When applying key metrics, we recommend that you set the metric you are most hoping to change in your hypothesis to be a key metric for your feature flag. You may also want to set a handful of other metrics as key metrics in addition to this if you have multiple metrics that are particularly important to you for that test. The more metrics there are in each set (key or supporting), the stricter the adjustment that is applied.
This means if you alter which metrics are set as key or supporting metrics during your experiment, it is possible your statistical results may change. For example, a metric might be inconclusive in a group of 10 other supporting metrics, but change to statistically significant when added as a sole key metric.
Metrics which we don’t compute statistical significance for, e.g., metrics with very low sample sizes, do not influence the correction which is applied.
We only apply the correction once for all supporting metrics. When you search and filter supporting metrics using the search box, your statistical results don't change.
How this affects your results
If you have your statistical settings set to apply multiple comparison corrections, they will be applied to all results of all of your tests by default. We will adjust the p-value for you, and in the Metric Details and Trends view the p-value shown will already have been adjusted to account for the multiple comparison correction.

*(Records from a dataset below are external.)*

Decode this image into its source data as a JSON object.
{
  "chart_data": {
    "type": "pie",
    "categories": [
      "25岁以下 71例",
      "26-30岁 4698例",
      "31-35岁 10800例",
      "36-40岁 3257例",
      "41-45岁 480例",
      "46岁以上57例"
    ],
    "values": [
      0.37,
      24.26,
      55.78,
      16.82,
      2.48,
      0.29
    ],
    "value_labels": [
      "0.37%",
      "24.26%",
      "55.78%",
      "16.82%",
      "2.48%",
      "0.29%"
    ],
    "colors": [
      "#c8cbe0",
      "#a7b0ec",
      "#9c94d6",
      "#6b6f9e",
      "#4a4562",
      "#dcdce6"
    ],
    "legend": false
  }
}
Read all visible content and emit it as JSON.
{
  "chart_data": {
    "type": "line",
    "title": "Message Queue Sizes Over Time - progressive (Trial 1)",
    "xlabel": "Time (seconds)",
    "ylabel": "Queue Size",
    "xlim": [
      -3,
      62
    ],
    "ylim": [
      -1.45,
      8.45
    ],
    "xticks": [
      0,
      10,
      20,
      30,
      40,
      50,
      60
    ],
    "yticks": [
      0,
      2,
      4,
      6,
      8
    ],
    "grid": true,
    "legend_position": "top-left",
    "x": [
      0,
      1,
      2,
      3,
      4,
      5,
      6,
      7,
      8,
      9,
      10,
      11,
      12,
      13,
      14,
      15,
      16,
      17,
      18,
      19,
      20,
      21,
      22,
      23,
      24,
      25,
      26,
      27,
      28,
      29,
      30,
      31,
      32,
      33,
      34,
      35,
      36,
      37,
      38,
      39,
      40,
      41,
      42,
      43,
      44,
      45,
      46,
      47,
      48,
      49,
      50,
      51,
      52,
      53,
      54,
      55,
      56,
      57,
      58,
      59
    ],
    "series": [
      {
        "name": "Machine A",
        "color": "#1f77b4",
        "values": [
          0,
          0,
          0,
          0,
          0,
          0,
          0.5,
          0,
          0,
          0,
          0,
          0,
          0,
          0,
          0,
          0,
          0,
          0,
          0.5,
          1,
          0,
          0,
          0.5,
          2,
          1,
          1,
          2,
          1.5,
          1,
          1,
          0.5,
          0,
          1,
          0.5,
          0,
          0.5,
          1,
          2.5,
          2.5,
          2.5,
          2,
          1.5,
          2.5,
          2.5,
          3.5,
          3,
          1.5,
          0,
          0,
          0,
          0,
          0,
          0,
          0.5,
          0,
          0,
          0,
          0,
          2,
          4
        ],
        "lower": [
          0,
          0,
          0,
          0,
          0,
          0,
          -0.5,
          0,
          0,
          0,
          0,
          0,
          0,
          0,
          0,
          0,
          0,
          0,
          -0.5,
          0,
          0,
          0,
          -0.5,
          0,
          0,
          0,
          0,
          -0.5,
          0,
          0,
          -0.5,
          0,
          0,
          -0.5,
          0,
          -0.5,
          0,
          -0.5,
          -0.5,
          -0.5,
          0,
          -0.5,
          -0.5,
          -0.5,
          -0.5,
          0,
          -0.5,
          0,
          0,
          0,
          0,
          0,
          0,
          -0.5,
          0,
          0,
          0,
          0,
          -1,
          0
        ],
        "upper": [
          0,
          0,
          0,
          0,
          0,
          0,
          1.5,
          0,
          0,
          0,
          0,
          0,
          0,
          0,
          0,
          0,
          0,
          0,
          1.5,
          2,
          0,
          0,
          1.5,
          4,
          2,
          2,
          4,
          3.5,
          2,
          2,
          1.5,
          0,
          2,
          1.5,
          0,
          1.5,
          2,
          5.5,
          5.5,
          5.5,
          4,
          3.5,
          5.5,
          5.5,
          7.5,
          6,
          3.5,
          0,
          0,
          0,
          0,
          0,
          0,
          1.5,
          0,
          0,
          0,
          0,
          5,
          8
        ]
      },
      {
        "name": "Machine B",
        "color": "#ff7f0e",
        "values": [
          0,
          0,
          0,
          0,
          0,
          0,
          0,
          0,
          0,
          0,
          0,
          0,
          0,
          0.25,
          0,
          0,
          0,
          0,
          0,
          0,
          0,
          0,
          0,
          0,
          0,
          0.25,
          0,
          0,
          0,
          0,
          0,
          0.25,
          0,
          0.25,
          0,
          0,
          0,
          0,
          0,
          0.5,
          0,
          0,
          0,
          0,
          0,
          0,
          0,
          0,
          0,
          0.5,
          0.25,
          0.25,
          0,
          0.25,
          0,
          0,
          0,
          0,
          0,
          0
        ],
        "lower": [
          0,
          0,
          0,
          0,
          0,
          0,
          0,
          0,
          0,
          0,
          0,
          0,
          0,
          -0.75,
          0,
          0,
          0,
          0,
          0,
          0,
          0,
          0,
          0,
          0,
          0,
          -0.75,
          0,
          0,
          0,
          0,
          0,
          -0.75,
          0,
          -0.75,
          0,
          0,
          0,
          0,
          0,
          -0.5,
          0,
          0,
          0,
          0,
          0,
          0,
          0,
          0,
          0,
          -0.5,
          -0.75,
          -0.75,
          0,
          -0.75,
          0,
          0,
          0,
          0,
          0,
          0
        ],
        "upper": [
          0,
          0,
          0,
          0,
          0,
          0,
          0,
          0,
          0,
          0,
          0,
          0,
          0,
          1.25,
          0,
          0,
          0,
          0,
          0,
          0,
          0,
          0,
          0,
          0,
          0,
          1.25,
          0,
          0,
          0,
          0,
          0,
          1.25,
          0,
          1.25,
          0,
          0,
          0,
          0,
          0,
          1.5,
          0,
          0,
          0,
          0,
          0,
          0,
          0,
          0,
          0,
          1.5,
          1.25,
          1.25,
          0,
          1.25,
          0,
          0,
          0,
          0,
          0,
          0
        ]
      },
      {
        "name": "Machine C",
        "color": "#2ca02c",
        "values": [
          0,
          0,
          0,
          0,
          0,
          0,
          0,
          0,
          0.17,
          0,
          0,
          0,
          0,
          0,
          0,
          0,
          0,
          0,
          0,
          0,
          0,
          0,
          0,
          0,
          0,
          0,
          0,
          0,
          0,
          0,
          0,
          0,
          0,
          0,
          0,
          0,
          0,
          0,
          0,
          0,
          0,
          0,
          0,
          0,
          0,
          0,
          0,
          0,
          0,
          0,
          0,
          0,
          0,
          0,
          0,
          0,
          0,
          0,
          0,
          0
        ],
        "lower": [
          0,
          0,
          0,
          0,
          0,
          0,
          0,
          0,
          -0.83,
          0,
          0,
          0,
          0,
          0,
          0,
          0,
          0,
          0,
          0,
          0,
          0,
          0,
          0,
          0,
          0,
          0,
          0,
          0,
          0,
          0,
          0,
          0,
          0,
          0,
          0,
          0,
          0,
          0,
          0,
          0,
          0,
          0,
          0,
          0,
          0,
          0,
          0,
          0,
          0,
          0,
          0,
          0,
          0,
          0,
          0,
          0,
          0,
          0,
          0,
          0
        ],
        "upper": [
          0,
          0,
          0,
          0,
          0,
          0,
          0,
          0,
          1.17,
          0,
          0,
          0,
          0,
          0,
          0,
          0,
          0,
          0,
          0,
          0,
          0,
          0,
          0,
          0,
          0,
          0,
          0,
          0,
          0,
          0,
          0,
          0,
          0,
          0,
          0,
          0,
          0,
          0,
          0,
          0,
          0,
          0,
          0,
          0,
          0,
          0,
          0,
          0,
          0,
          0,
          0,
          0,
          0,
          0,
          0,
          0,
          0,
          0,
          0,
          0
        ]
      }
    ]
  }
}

We also adjust the error margins and confidence intervals of your results to be consistent with the correction applied to your p-values. These are shown as the impact lies between and metric lies between values. Rather than using the default 95% confidence to calculate these ranges, we will show the range that is calculated with a higher level of confidence. This can vary with each test as it is influenced by how many metrics are significant.
How this affects power analysis and recommended run time
The sample size and sensitivity calculators use power analysis techniques to recommend how long to run your experiments. It is difficult to account for multiple comparison corrections in these calculators, as the level of adjustment that is applied to your results is dependent on the results themselves and can’t be known in advance.
However, in the case when you have only one key metric set, these calculators are valid and highly recommended to help decide in advance how long your test should run. When you have multiple key metrics set, these calculators may underestimate the sample size needed. We recommend you use these as a guideline for the lower limit of the sample size and run time that is needed.